Peygamber Efendimiz sallellahu aleyhi ve sellem, şakalarında bile hakikat dışı bir ifade kullanmamıştır. Zira onun doğruluk şuuru öyle bir hassasiyet hâline gelmişti ki, bir kadının çocuğunu çağırırken: “Gel bak sana ne vereceğim!” demesi üzerine hemen kadına, ona ne vereceğini sormuş, kadın da birkaç hurma vereceğini söyleyince: “Şayet ona bir şey vermeyecek olsaydın, sana bir yalan günahı yazılırdı” buyurmuştur.(Süleyman b. Eş’as Ebû Dâvûd, Sünenü Ebî Dâvûd, (İstanbul: Çağrı Yayınları, 1413/1992), “Edeb”, 80/4991; Ahmed b. Hanbel, Müsnedü Ahmed b. Hanbel, (İstanbul: Çağrı Yayınları, 1413/1992), III, s. 447.)
Taşı gediğe koymak
Muhammed Esed, kavl-i sedîd ifadesinin kelime anlamıyla “taşı gediğine koyduran söz” bir başka deyişle doğru ve yerinde söylenen söz anlamına geldiğini belirtir. Ayrıca başkaları hakkında gizli anlamlardan, imalardan ve yersiz kuşkulardan arınmış bir şekilde konuşmayı ve hakikati olduğu gibi, abartmadan ve eksiltmeden aktarmayı da kavl-i sedîd bağlamında değerlendirir. (Bkz. Esra Hacımüftüoğlu, Erzurum İlahiyat Fakültesi Dergisi, Sayı: 42, Erzurum, 2014)
Kavl-i Sedid, sözün en önemli vasfıdır, ancak tek başına vasfı değildir. Doğru sözün; yeri ve üslubu daha da önemlidir. Üstad Bediüzzaman; “Her dediğin doğru olmalı, ama her doğruyu her yerde söylemek doğru değildir. Her dediğin hak olmalı, ama her hakkı her yerde söylemeye hakkın yok” diyerek, doğru sözlü olmamızın yanında, hikmetle ve irfanla hareket etmemiz gerektiğini belirmektedir.

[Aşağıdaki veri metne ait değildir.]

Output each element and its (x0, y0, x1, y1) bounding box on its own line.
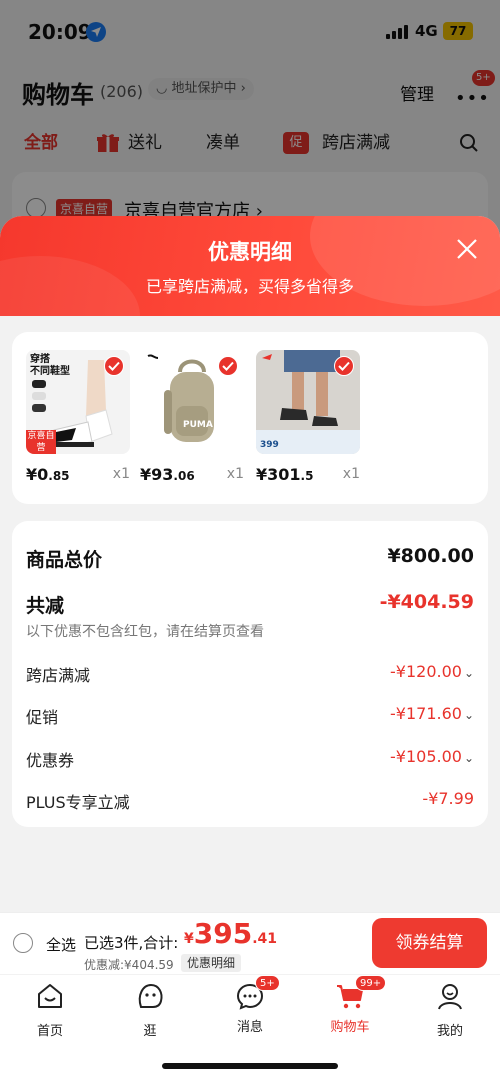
message-badge: 5+ (255, 975, 280, 991)
tab-label: 逛 (143, 1024, 157, 1039)
products-card: 穿搭不同鞋型 京喜自营包邮 ¥0.85 x1 (12, 332, 488, 504)
checkout-bar: 全选 已选3件,合计: ¥395.41 优惠减:¥404.59 优惠明细 领券结… (0, 912, 500, 974)
product-image: PUMA (140, 350, 244, 454)
sheet-subtitle: 已享跨店满减，买得多省得多 (145, 277, 354, 296)
discount-row-promotion[interactable]: -¥171.60 ⌄ (390, 704, 474, 723)
product-image: 399 (256, 350, 360, 454)
tab-message[interactable]: 5+ 消息 (210, 975, 290, 1035)
tab-label: 购物车 (330, 1020, 370, 1035)
profile-icon (438, 984, 462, 1010)
save-label: 共减 (26, 595, 65, 617)
home-icon (38, 984, 62, 1008)
tab-profile[interactable]: 我的 (410, 981, 490, 1039)
selected-count-text: 已选3件,合计: (84, 934, 179, 952)
tab-explore[interactable]: 逛 (110, 981, 190, 1039)
cart-badge: 99+ (355, 975, 387, 991)
product-item[interactable]: 399 ¥301.5 x1 (256, 350, 360, 484)
chevron-down-icon: ⌄ (463, 751, 474, 765)
total-value: ¥800.00 (387, 545, 474, 567)
explore-icon (138, 983, 163, 1008)
discount-row-plus: -¥7.99 (422, 789, 474, 808)
chevron-down-icon: ⌄ (463, 666, 474, 680)
discount-row-label: 优惠券 (26, 751, 75, 770)
selected-check-icon[interactable] (218, 356, 238, 376)
discount-row-label: 跨店满减 (26, 666, 91, 685)
save-value: -¥404.59 (379, 591, 474, 613)
product-item[interactable]: PUMA ¥93.06 x1 (140, 350, 244, 484)
product-qty: x1 (112, 466, 130, 482)
total-label: 商品总价 (26, 549, 103, 571)
product-price: ¥0.85 (26, 465, 70, 484)
home-indicator (162, 1063, 338, 1069)
discount-amount-text: 优惠减:¥404.59 (84, 958, 174, 972)
discount-note: 以下优惠不包含红包，请在结算页查看 (26, 624, 264, 640)
checkout-button[interactable]: 领券结算 (372, 918, 487, 968)
overlay-dim[interactable] (0, 0, 500, 240)
tab-label: 首页 (36, 1024, 63, 1039)
product-qty: x1 (226, 466, 244, 482)
message-icon-wrap: 5+ (235, 975, 280, 1011)
select-all-checkbox[interactable] (13, 933, 33, 953)
discount-row-cross-store[interactable]: -¥120.00 ⌄ (390, 662, 474, 681)
image-tag: 京喜自营包邮 (26, 430, 56, 454)
discount-row-label: PLUS专享立减 (26, 793, 130, 812)
discount-row-coupon[interactable]: -¥105.00 ⌄ (390, 747, 474, 766)
discount-detail-link[interactable]: 优惠明细 (181, 954, 242, 972)
discount-row-label: 促销 (26, 708, 59, 727)
product-price: ¥93.06 (140, 465, 195, 484)
sheet-title: 优惠明细 (208, 240, 292, 264)
sheet-header: 优惠明细 已享跨店满减，买得多省得多 (0, 216, 500, 376)
tab-cart[interactable]: 99+ 购物车 (310, 975, 390, 1035)
product-image: 穿搭不同鞋型 京喜自营包邮 (26, 350, 130, 454)
product-item[interactable]: 穿搭不同鞋型 京喜自营包邮 ¥0.85 x1 (26, 350, 130, 484)
tab-bar: 首页 逛 5+ 消息 99+ 购物车 我的 (0, 975, 500, 1081)
tab-home[interactable]: 首页 (10, 981, 90, 1039)
summary-card: 商品总价 ¥800.00 共减 -¥404.59 以下优惠不包含红包，请在结算页… (12, 521, 488, 827)
tab-label: 消息 (236, 1020, 263, 1035)
select-all-label[interactable]: 全选 (46, 934, 76, 955)
product-qty: x1 (342, 466, 360, 482)
close-icon[interactable] (452, 234, 482, 264)
total-amount: ¥395.41 (184, 917, 278, 950)
tab-label: 我的 (436, 1024, 463, 1039)
cart-icon-wrap: 99+ (335, 975, 387, 1011)
image-price: 399 (260, 440, 279, 450)
chevron-down-icon: ⌄ (463, 708, 474, 722)
brand-logo: PUMA (183, 420, 213, 430)
selected-check-icon[interactable] (334, 356, 354, 376)
product-price: ¥301.5 (256, 465, 314, 484)
selected-check-icon[interactable] (104, 356, 124, 376)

ŞAHSİYET GELİŞİMİ ADAB-I MUAŞERET
İmam Şafii; “İslam kal dini değil, hal dinidir” diyerek, İslam’ın sadece söylem dini olmadığını, yaşam dini olduğunu, söylemlerimizle eylemlerimizin örtüşmesi gerektiğini ifade etmektedir. Bu sözden ilham alarak, İslam’ın bir müntesibi olarak, Müslüman “kal insanı” değil, “hal insanı”dır. Söylem ve eylemlerimiz, davranışlarımız birbirini tekzip etmemeli, aksine birbirini tamamlamalı ve güçlendirmelidir.
Toplum indinde, sözlerinin doğruluğuna inanılan ve davranışları ile herkese güven veren, “El Emin” vasfını taşıyan Peygamber Efendimizi örnek almalı ve sorumluluğun bilincinde olan bir kişiliğe sahip olmalı. Zira Müslüman; kişilikli, onurlu, iki omuzu üzerinde bir “baş” taşıdığının farkında olarak, taşıdığı başın tüm sorumluluklarının bilincinde bir düşünme ve karar verme kapasitesine sahip kişidir. Bu bilinç ve donanımla, sözlerimizin doğruluğu ve davranışlarımızın istikamet üzere olması, davamızın anlaşılmasına ve yayılmasına katkı sağlar.